L’expression de son regard vers le plafond du Budokan lorsqu’elle salua le tatami après sa défaite contre la Hongroise Reka Pupp au premier tour des Jeux olympiques était prémonitoire. Certains observateurs avisés n’étaient en effet pas passer à côté de ce signe, très marquant, du langage corporel de la star kosovare. Un regard en forme d’adieu à ce monde du très haut niveau, après une prestation où cette envie inextinguible, si caractéristique de la championne olympique de Rio en -52kg, n’avait jamais affleuré de sa prestation. Elle si dure, si impactante, si effrayante pour ses adversaires depuis plus de dix ans, n’avait visiblement plus cette obsession insatiable de victoires. Il faut dire que Kelmendi, trente ans, use son bras gauche, ses uchi-mata et tsuri-goshi depuis maintenant plus d’une dixaine d’années sur tous les tatamis du globe. Une combattante devenue symbole de la réussite d’une jeune nation, le Kosovo, autour de son charismatique entraîneur, Driton Kuka. C’est lors des championnats du monde juniors 2009, à Paris, que Kelmendi arbore pour la première fois le drapeau de cette nouvelle république officialisée au début de l’année 2008. Elle remporte alors le premier titre mondial de son pays. La genèse d’une destinée fantastique. Passée à côté de ses JO de Londres (elle est battue par la Mauricienne Christianne Legentil en tableau), elle fera totalement l’olympiade suivante. Deux titres de championne d’Europe (2014, 2016), un doublé planétaire (2013 et 2014) et, surtout, le Graal olympique à Rio, avec une victoire toute en supériorité sur l’Italienne Odette Giuffrida. Derrière ce qui restera l’apogée d’une carrière d’une judokate devenue désormais égérie du jeune pays balkanique et une inspiratrice pionnière pour ses copines de souffrance sur le tatami (Distria Krasniqi et Nora Gjakova), de nouveaux moments de gloire avec deux nouveaux titres continentaux (2017 et 2019) et une dernière médaille mondiale à Tokyo, en 2019.
Un évènement où Kelmendi, dans sa demi-finale face au prodige nippon Uta Abe, aura offert l’un des sommets d’intensité de cette compétition au niveau tout simplement exceptionnel. Est-ce que la coupure due à la crise sanitaire mondiale a eu raison de la motivation de la légende kosovare ? Quoiqu’il en soit, le circuit mondial nouvel mouture perd l’un de ses plus illustres symboles et réussites.

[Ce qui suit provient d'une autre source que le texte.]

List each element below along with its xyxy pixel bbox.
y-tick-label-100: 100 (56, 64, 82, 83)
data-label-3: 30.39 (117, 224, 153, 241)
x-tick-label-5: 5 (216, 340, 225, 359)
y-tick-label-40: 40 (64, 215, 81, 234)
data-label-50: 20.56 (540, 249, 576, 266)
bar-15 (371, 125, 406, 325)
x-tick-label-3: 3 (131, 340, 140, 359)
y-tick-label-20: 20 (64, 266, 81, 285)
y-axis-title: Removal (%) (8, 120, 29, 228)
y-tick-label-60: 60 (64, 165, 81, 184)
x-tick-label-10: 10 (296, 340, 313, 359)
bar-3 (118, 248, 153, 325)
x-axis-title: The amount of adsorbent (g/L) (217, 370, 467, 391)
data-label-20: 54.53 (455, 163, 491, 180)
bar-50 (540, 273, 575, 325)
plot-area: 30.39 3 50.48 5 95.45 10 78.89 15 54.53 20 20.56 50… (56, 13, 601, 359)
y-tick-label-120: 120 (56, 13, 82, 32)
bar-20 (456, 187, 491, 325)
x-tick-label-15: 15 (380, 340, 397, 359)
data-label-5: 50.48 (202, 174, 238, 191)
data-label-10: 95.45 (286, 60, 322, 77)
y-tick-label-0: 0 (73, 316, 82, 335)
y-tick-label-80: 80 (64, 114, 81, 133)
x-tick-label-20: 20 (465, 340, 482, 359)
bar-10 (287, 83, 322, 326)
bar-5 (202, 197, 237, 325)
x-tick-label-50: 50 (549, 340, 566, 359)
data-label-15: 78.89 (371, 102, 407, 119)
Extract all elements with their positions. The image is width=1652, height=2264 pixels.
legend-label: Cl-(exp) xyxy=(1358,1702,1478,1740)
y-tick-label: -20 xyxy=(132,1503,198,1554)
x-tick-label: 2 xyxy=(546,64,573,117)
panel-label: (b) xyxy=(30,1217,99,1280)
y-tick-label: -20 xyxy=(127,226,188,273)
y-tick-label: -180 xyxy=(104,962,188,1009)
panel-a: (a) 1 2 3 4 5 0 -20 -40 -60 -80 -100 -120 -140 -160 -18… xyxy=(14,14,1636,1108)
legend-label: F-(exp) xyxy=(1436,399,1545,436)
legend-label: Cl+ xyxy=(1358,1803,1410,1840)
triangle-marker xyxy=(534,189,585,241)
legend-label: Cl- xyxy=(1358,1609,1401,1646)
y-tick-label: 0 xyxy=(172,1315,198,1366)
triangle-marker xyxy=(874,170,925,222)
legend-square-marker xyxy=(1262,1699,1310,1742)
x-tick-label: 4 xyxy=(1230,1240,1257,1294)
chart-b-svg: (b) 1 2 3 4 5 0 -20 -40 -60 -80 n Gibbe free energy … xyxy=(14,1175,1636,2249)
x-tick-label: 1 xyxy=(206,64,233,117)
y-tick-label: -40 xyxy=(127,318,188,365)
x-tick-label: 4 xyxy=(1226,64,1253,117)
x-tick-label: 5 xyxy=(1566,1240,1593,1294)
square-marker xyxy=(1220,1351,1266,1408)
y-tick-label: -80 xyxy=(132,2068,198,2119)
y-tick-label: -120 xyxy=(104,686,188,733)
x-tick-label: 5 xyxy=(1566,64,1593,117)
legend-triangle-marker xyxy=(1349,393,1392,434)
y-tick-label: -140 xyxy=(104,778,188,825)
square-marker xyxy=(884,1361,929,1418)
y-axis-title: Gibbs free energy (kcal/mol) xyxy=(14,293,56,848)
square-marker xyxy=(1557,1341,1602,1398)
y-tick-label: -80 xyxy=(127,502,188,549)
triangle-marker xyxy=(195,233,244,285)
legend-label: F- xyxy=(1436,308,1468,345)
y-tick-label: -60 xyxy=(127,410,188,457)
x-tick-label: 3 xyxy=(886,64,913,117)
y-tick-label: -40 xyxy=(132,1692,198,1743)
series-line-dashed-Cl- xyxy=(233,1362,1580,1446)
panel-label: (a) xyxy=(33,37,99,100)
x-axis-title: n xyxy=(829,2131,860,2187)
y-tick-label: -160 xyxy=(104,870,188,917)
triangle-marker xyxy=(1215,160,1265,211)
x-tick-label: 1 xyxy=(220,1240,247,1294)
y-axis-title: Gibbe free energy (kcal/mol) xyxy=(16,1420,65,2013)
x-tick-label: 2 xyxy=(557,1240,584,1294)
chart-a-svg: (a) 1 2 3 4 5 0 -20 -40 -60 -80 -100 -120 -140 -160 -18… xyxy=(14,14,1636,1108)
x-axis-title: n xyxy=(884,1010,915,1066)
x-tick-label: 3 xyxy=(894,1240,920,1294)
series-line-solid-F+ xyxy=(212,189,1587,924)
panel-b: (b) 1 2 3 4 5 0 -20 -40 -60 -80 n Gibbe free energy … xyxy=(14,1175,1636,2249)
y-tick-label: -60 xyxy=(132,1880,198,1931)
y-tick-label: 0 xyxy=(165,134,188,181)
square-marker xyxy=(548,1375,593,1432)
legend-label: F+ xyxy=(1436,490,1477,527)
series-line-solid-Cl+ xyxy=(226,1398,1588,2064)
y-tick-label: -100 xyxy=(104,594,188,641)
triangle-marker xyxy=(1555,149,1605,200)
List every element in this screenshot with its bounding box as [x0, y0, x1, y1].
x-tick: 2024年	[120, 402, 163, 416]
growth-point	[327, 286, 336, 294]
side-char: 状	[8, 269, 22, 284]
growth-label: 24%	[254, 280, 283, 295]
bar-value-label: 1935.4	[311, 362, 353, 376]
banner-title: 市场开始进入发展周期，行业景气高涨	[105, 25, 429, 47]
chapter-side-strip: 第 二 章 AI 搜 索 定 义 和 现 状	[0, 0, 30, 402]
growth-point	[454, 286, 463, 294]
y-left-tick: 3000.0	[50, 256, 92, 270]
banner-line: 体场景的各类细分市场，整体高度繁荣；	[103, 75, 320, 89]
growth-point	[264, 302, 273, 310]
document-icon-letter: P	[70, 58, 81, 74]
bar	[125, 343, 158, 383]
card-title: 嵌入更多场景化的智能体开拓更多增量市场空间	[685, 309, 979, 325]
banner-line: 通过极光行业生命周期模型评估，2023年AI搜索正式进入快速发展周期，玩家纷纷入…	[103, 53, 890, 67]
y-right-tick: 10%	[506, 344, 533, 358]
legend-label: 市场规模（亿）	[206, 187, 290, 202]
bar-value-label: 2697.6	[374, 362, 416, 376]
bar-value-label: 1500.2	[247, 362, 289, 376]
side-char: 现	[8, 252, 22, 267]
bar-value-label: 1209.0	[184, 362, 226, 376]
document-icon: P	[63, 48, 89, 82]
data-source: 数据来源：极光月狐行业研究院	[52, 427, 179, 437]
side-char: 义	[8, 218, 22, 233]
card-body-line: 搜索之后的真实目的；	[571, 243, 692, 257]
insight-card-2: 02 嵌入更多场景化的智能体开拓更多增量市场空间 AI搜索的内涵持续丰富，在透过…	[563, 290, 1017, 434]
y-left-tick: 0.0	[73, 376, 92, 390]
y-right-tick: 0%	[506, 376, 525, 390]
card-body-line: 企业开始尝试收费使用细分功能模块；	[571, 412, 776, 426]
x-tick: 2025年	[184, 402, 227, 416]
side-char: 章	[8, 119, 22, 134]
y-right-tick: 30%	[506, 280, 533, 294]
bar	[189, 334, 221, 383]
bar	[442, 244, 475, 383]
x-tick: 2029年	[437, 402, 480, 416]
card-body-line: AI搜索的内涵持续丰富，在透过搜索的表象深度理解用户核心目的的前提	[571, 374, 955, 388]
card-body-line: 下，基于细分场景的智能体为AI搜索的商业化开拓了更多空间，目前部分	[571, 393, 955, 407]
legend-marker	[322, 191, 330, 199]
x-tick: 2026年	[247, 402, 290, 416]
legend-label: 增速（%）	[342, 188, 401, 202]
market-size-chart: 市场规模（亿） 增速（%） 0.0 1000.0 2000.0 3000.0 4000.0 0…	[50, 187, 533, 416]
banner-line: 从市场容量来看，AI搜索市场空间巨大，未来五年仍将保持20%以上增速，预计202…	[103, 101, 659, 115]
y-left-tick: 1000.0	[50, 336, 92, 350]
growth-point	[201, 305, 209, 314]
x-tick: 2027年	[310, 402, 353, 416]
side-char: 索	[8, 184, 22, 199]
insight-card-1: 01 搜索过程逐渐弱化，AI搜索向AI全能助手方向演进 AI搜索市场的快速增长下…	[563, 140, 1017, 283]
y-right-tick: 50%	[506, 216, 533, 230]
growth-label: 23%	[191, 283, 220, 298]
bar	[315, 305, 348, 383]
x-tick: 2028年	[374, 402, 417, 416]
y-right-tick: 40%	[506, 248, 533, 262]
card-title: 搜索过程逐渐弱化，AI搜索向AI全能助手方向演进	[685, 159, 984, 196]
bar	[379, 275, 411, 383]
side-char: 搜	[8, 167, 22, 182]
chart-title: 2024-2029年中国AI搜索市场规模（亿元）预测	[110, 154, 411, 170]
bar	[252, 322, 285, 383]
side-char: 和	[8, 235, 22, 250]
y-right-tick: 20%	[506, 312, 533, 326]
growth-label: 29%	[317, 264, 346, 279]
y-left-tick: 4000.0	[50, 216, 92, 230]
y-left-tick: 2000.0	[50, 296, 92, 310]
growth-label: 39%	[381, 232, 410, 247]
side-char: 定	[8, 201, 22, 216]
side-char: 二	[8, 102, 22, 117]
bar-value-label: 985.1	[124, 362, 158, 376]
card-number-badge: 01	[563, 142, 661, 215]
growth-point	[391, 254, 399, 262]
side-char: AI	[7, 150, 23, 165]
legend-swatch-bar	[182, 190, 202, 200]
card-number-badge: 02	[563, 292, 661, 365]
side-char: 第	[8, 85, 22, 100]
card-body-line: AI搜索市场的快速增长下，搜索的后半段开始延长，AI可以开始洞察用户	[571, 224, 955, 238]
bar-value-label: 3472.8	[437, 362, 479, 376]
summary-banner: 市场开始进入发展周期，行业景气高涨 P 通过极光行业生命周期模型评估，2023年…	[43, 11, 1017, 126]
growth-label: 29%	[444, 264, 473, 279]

Pour autant, le judo ne quittera pas Majlinda Kelmendi puisque son mentor, Driton Kuka veut faire d’elle une assistante au sein d’un judo kosovar aux désormais trois titres olympiques et maintenant doté d’un centre national d’entraînement inauguré il y a peu en présence de Marius Vizer. Kelmendi en a donc fini avec la phase du judo «contre les autres». La voilà qui débute celle du «judo pour les autres». Une nouvelle page à écrire pour cette figure emblématique.